Another policy consideration involves protected communications. The DoD, should establish specific policies delineating when and to whom a systems administrator can disclose information garnered during systems monitoring. These policies should carefully address subsequent disclosure of certain types of information that would otherwise be protected. The needs of a systems administrator must be balanced with the responsibility to protect privileged information and communications.

Finally, the DoD should specifically address systems protection monitoring of electronic forms of communication. Guidelines must be established that take into account the technological principles, legal parameters, and policy considerations surrounding system protection monitoring. Trying to extend existing policy, which when drafted applied to verbal communications over telephone wires, is extremely difficult and is not likely to be successful.
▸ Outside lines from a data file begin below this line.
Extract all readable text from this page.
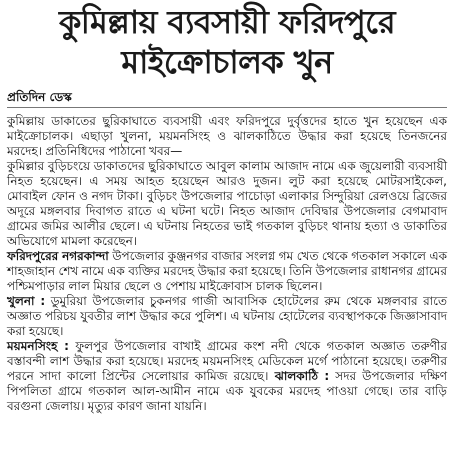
কুমিল্লায় ব্যবসায়ী ফরিদপুরে
মাইক্রোচালক খুন
প্রতিদিন ডেস্ক

কুমিল্লায় ডাকাতের ছুরিকাঘাতে ব্যবসায়ী এবং ফরিদপুরে দুর্বৃত্তদের হাতে খুন হয়েছেন এক মাইক্রোচালক। এছাড়া খুলনা, ময়মনসিংহ ও ঝালকাঠিতে উদ্ধার করা হয়েছে তিনজনের মরদেহ। প্রতিনিধিদের পাঠানো খবর—

কুমিল্লার বুড়িচংয়ে ডাকাতদের ছুরিকাঘাতে আবুল কালাম আজাদ নামে এক জুয়েলারী ব্যবসায়ী নিহত হয়েছেন। এ সময় আহত হয়েছেন আরও দুজন। লুট করা হয়েছে মোটরসাইকেল, মোবাইল ফোন ও নগদ টাকা। বুড়িচং উপজেলার পাচোড়া এলাকার সিন্দুরিয়া রেলওয়ে ব্রিজের অদূরে মঙ্গলবার দিবাগত রাতে এ ঘটনা ঘটে। নিহত আজাদ দেবিদ্বার উপজেলার বেগমাবাদ গ্রামের জমির আলীর ছেলে। এ ঘটনায় নিহতের ভাই গতকাল বুড়িচং থানায় হত্যা ও ডাকাতির অভিযোগে মামলা করেছেন।

ফরিদপুরের নগরকান্দা উপজেলার কুঞ্জনগর বাজার সংলগ্ন গম খেত থেকে গতকাল সকালে এক শাহজাহান শেখ নামে এক ব্যক্তির মরদেহ উদ্ধার করা হয়েছে। তিনি উপজেলার রাধানগর গ্রামের পশ্চিমপাড়ার লাল মিয়ার ছেলে ও পেশায় মাইক্রোবাস চালক ছিলেন।

খুলনা : ডুমুরিয়া উপজেলার চুকনগর গাজী আবাসিক হোটেলের রুম থেকে মঙ্গলবার রাতে অজ্ঞাত পরিচয় যুবতীর লাশ উদ্ধার করে পুলিশ। এ ঘটনায় হোটেলের ব্যবস্থাপককে জিজ্ঞাসাবাদ করা হয়েছে।

ময়মনসিংহ : ফুলপুর উপজেলার বাখাই গ্রামের কংশ নদী থেকে গতকাল অজ্ঞাত তরুণীর বস্তাবন্দী লাশ উদ্ধার করা হয়েছে। মরদেহ ময়মনসিংহ মেডিকেল মর্গে পাঠানো হয়েছে। তরুণীর পরনে সাদা কালো প্রিন্টের সেলোয়ার কামিজ রয়েছে। ঝালকাঠি : সদর উপজেলার দক্ষিণ পিপলিতা গ্রামে গতকাল আল-আমীন নামে এক যুবকের মরদেহ পাওয়া গেছে। তার বাড়ি বরগুনা জেলায়। মৃত্যুর কারণ জানা যায়নি।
Challenges come with the growth of new technology. The DoD needs to be able to meet these new challenges. Systems protection monitoring is only one of the tools in the toolbox, but it is an important tool. As we professionalize the duties and responsibilities of the systems administrator, we must make every effort to provide them with well-defined legal guidance. In this way, systems administrators and other network professionals will be better able to serve as that first line of defense in today's extensive but sensitive information environment.